First of all because their value is difficult to objectify. How to encrypt confidence? How to enroll the loyalty of a collaborator in the liabilities?
However, attempts exist. Certain extra-financial rating agencies offer reputation indices, press-based, social networks, opinion surveys. Consulting firms are developing brand value models (Brand Equity), assessing how much a name or logo increases the value of a product.
Sustainable finance, via the ESG (Environment, Social, Governance) criteria, also pushes to integrate these invisible dimensions.
But beyond the costing, there is a philosophical dimension: modern economy is based on perception as much as on reality. And perception is, in essence, fluctuating.
Strategies to cultivate invisible money
If these assets are so decisive, how to strengthen them? Several levers appear, at the crossroads of management, communication and ethics.
1/ Missing on transparency
Confidence cannot be decreed, it is built by consistency. Companies that explain their choices, their errors and their developments create sustainable confidence capital.
Transparency is a paradoxical strategy: admitting its weaknesses increases perceived solidity.
2/ Create a culture of internal loyalty
Loyalty is not born from material advantages but from a feeling of belonging.
Recognition programs, participatory governance, real attention to employees: so many practices that build an invisible but powerful human active.
3/ Anticipate reputational crises
In a digital world, the question is not whether a crisis will arise, but when.
The organizations that survive are those that have prepared protocols, identified spokespersons, built relational safety nets.
4/ Work digital consistency
A digital reputation is not only managed by communication.
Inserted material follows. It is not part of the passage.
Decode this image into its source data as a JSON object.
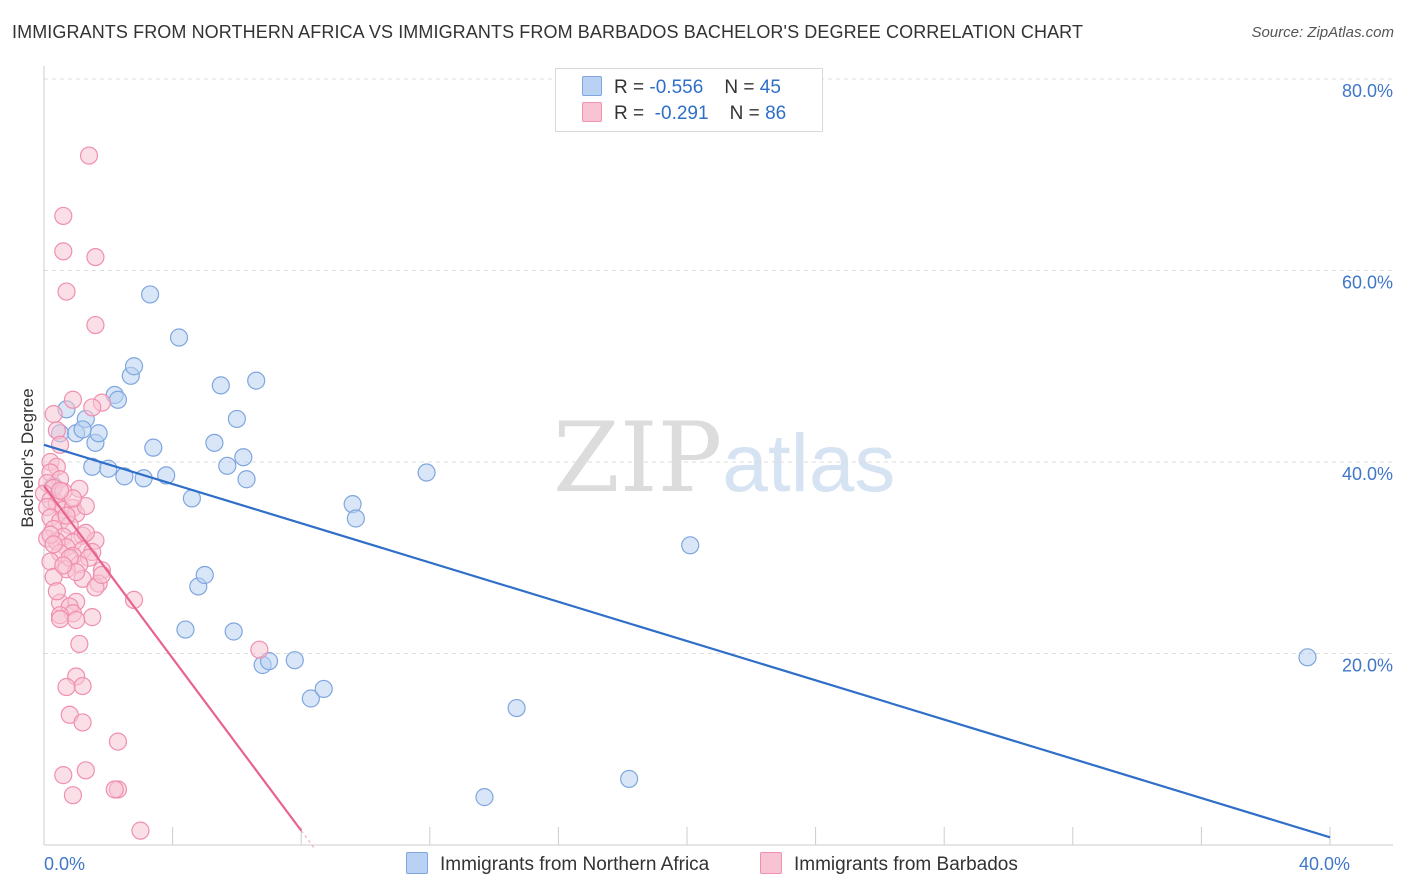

It assumes that acts are aligned with speech.
A gap – promise of sustainability not respected, disputed social practice – can today trigger a viral reaction.
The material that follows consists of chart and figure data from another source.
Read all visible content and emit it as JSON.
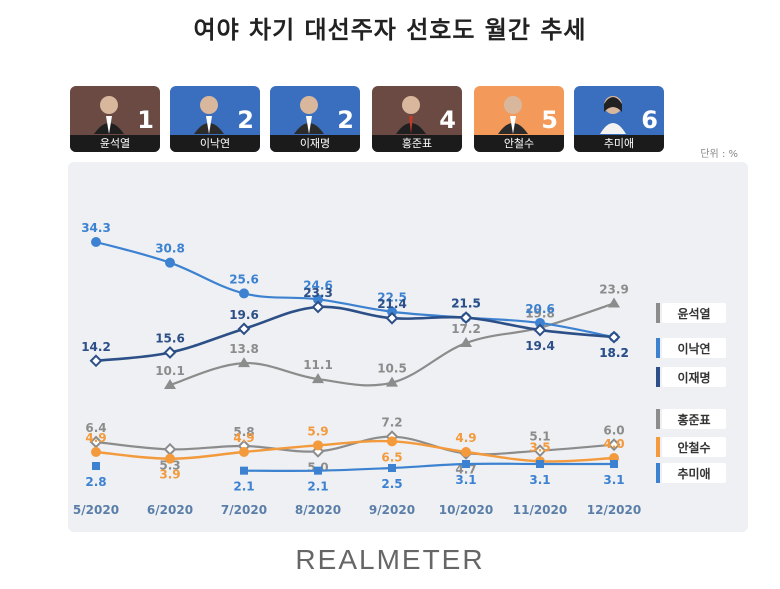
{
  "title": "여야 차기 대선주자 선호도 월간 추세",
  "unit": "단위 : %",
  "brand": "REALMETER",
  "candidates": [
    {
      "name": "윤석열",
      "rank": "1",
      "bg": "#6b4a44"
    },
    {
      "name": "이낙연",
      "rank": "2",
      "bg": "#3a6fc0"
    },
    {
      "name": "이재명",
      "rank": "2",
      "bg": "#3a6fc0"
    },
    {
      "name": "홍준표",
      "rank": "4",
      "bg": "#6b4a44"
    },
    {
      "name": "안철수",
      "rank": "5",
      "bg": "#f39a5a"
    },
    {
      "name": "추미애",
      "rank": "6",
      "bg": "#3a6fc0"
    }
  ],
  "chart_data": {
    "type": "line",
    "categories": [
      "5/2020",
      "6/2020",
      "7/2020",
      "8/2020",
      "9/2020",
      "10/2020",
      "11/2020",
      "12/2020"
    ],
    "series": [
      {
        "name": "윤석열",
        "color": "#8c8c8c",
        "values": [
          null,
          10.1,
          13.8,
          11.1,
          10.5,
          17.2,
          19.8,
          23.9
        ]
      },
      {
        "name": "이낙연",
        "color": "#3d82d1",
        "values": [
          34.3,
          30.8,
          25.6,
          24.6,
          22.5,
          21.5,
          20.6,
          18.2
        ]
      },
      {
        "name": "이재명",
        "color": "#2c4f87",
        "values": [
          14.2,
          15.6,
          19.6,
          23.3,
          21.4,
          21.5,
          19.4,
          18.2
        ]
      },
      {
        "name": "홍준표",
        "color": "#8c8c8c",
        "values": [
          6.4,
          5.3,
          5.8,
          5.0,
          7.2,
          4.7,
          5.1,
          6.0
        ]
      },
      {
        "name": "안철수",
        "color": "#f39a3c",
        "values": [
          4.9,
          3.9,
          4.9,
          5.9,
          6.5,
          4.9,
          3.5,
          4.0
        ]
      },
      {
        "name": "추미애",
        "color": "#3d82d1",
        "values": [
          2.8,
          null,
          2.1,
          2.1,
          2.5,
          3.1,
          3.1,
          3.1
        ]
      }
    ]
  }
}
5/ Reinvest in the intangible
Rather than considering confidence, reputation and loyalty as soft variables, it is time to treat them as strategic investments.
This supposes budgets, indicators, dedicated governance. Because invisible money, although admal, requires constant maintenance.
A philosophical dimension: what is value?
Behind these practical questions hides a deeper issue: what really makes the value of an organization?
Is it his stock of tangible goods? Or the way she is perceived by those who interact with her?
In Antiquity, Aristotle already distinguished the Christicism (the art of accumulating material richness) from Oikomia (the art of managing the common house). Today, this debate is replayed in another form: the tangible value against relational value.
The modern economy brings us back to an ancient truth: the most solid currency is collective confidence. The rest is only reporting.